Asset Sale Tax Impacts
- Depreciation recovery may be taxable
- Allocation of purchase price affects tax outcome
- GST may apply (unless zero-rated as a going concern)
Share Sale Tax Impacts
- Generally no GST
- Capital gains are often not taxable in NZ (subject to conditions)
- Simpler tax treatment for sellers
Important: Always seek advice from an accountant or tax advisor before structuring a deal.
Which is Better: Asset or Share Sale?
There is no one-size-fits-all answer.
Buyers usually prefer asset sales because:
- Lower risk
- More control over what they acquire
Sellers usually prefer share sales because:
- Better tax outcomes
- Cleaner exit
When an Asset Sale Makes Sense
- Small to medium businesses
- Businesses with potential liabilities
- First-time buyers wanting lower risk
- Situations where only part of the business is being sold
When a Share Sale Makes Sense
- Established companies with strong track records
- Businesses with valuable contracts or licences
- Situations requiring continuity (e.g. regulated industries)
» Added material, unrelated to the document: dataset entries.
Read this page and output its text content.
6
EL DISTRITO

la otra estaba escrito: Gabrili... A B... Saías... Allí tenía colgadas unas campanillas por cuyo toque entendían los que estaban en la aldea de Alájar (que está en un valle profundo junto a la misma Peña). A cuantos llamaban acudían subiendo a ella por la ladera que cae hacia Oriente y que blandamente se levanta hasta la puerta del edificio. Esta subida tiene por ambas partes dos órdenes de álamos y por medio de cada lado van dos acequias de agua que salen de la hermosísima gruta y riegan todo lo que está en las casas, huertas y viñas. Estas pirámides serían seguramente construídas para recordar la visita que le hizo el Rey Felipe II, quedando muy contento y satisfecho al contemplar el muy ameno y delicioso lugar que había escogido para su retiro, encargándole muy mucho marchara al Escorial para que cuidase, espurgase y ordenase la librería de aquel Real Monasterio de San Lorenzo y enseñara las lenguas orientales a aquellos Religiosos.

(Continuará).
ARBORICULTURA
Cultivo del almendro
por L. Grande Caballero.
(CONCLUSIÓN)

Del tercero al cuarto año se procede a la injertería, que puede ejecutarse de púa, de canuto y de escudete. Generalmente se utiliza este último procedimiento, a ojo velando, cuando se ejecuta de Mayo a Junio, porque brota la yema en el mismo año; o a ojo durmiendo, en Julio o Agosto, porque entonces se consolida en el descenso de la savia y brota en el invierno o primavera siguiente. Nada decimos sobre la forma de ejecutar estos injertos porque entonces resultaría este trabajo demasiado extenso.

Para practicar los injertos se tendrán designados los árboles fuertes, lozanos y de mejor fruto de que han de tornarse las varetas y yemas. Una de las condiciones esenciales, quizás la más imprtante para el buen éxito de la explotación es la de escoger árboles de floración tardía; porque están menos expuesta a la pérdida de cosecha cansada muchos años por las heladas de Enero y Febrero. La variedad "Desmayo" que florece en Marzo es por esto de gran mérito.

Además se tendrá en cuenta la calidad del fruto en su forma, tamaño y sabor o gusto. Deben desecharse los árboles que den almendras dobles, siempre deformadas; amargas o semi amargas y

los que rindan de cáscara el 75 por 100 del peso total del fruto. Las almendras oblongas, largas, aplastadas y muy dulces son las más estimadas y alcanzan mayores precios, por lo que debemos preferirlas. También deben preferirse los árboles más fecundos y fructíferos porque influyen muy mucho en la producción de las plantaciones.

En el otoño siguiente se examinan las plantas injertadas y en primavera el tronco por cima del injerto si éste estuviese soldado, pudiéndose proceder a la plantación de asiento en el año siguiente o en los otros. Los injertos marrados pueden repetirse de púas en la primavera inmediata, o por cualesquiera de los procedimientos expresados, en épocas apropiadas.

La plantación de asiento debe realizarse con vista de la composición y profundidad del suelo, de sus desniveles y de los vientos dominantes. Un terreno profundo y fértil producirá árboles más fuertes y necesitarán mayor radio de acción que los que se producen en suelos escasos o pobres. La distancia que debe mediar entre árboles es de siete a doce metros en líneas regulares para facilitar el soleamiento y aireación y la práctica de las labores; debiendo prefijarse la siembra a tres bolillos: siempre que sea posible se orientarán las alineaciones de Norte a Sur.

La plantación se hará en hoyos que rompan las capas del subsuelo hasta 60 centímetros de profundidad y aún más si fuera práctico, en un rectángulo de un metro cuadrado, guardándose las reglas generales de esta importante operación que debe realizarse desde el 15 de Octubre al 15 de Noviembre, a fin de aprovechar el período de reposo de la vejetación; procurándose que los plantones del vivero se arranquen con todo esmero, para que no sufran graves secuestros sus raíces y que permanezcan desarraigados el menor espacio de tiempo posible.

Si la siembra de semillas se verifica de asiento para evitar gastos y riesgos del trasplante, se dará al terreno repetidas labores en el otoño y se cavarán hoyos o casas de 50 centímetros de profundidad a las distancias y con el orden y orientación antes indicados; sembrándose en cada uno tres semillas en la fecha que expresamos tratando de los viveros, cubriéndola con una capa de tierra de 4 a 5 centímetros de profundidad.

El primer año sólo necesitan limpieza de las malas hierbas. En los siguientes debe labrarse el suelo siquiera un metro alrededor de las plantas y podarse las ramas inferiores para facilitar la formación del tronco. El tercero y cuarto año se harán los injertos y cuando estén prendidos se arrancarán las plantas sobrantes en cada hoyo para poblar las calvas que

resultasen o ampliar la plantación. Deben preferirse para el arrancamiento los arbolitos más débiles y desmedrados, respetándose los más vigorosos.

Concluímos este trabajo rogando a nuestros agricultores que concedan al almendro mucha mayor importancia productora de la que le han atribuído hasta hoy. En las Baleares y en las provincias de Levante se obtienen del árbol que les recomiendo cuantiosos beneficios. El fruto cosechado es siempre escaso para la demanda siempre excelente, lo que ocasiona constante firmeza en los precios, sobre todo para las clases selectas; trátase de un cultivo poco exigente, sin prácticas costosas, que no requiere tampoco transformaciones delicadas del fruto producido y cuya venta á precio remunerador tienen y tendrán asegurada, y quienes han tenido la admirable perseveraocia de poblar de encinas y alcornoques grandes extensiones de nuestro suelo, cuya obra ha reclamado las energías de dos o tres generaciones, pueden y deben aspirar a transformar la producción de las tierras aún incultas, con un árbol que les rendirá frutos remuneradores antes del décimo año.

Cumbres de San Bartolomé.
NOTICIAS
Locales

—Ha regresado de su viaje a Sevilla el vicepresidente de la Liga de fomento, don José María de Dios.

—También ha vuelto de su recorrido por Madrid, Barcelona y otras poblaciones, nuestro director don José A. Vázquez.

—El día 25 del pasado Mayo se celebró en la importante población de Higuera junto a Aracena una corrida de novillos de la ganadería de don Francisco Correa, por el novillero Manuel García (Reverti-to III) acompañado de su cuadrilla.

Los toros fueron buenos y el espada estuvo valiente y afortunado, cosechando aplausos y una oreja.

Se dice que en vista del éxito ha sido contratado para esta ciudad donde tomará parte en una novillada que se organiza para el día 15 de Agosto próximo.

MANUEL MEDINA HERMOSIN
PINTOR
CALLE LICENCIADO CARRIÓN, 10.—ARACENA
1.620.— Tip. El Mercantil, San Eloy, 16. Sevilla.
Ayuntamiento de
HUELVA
- When tax efficiency is a priority for the seller
Key Negotiation Points
Regardless of structure, these are critical:
- Purchase price allocation
- Treatment of employees
- Transfer of contracts
- Warranties and indemnities
- Working capital adjustments
Final Thoughts
Choosing between an asset sale and a share sale is one of the most strategic decisions in any business transaction.
- Buyers should prioritise risk reduction and due diligence
- Sellers should focus on tax efficiency and clean exit
For further information check out our Buying a Business NZ guide and Due Diligence checklist.
The best outcomes are achieved when both parties understand the trade-offs and structure the deal accordingly.